Starting in fall 2022, the Bachelor of Science in Nursing (BSN) program will increase the number of new students into the program to 80 from 72 annually. The provincial government has also provided funding for two programs that will help people currently working as health-care assistants and licensed practical nurses ladder up into the next level of nursing competencies.

“Nurses are integral to health care,” says Anne Kang, Minister of Advanced Education and Skills Training, in a press release. “Apart from providing life-saving care, nurses monitor and assess patients’ conditions, act as patient advocates, educate and inspire. Expanding the number of nursing seats means more students can pursue their dreams and launch a career that makes a difference in people’s lives every day.”

This investment is a key pillar of the StrongerBC’s Economic Plan, which aims to close the skills gap with a generational commitment to accelerate talent development and skills training for British Columbians. Read more in this BC Government News announcement.

In May 2022, the Practical Nursing (PN) program will begin the bridge-in program into the BSN program with 24 new students. Graduates of a Licensed Practical Nursing program who have gained work experience will be able to apply to take this program to become Registered Nurses.

In addition, starting in May 2023, 24 students who have successfully completed the Health Care Assistant program will be able to apply to take a new program into the PN program to become Licensed Practical Nurses.

Dr.

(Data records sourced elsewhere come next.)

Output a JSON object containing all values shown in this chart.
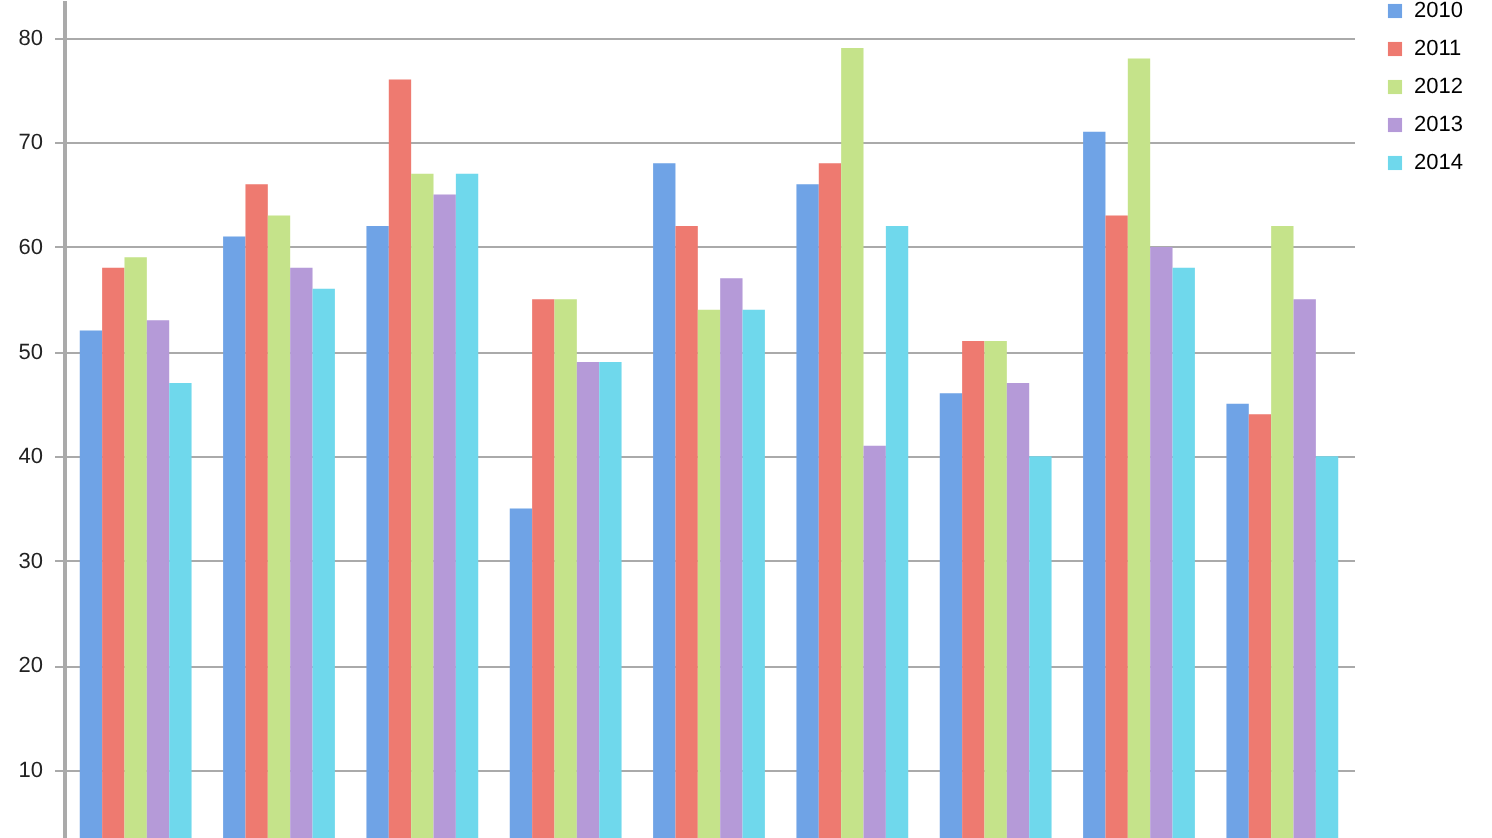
{
  "chart_data": {
    "type": "bar",
    "categories": [
      null,
      null,
      null,
      null,
      null,
      null,
      null,
      null,
      null
    ],
    "series": [
      {
        "name": "2010",
        "color": "#6fa3e6",
        "values": [
          52,
          61,
          62,
          35,
          68,
          66,
          46,
          71,
          45
        ]
      },
      {
        "name": "2011",
        "color": "#ee7a70",
        "values": [
          58,
          66,
          76,
          55,
          62,
          68,
          51,
          63,
          44
        ]
      },
      {
        "name": "2012",
        "color": "#c5e38a",
        "values": [
          59,
          63,
          67,
          55,
          54,
          79,
          51,
          78,
          62
        ]
      },
      {
        "name": "2013",
        "color": "#b59ad8",
        "values": [
          53,
          58,
          65,
          49,
          57,
          41,
          47,
          60,
          55
        ]
      },
      {
        "name": "2014",
        "color": "#6fd8ec",
        "values": [
          47,
          56,
          67,
          49,
          54,
          62,
          40,
          58,
          40
        ]
      }
    ],
    "ylim": [
      3.5,
      83.6
    ],
    "yticks": [
      10,
      20,
      30,
      40,
      50,
      60,
      70,
      80
    ],
    "grid": "y",
    "legend": "right",
    "tick_labels": "y"
  }
}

Patricia O’Hagan, Dean of the Faculty of Health and Human Services at VIU, says the two pathway programs, which are funded to run every two years, will mean 48 additional nursing students, who upon graduation will join the health-care workforce to address the critical needs of communities.

“We are grateful to the provincial government for providing this funding to prepare nurses to serve in our communities and fill a critical need across the province,” she says.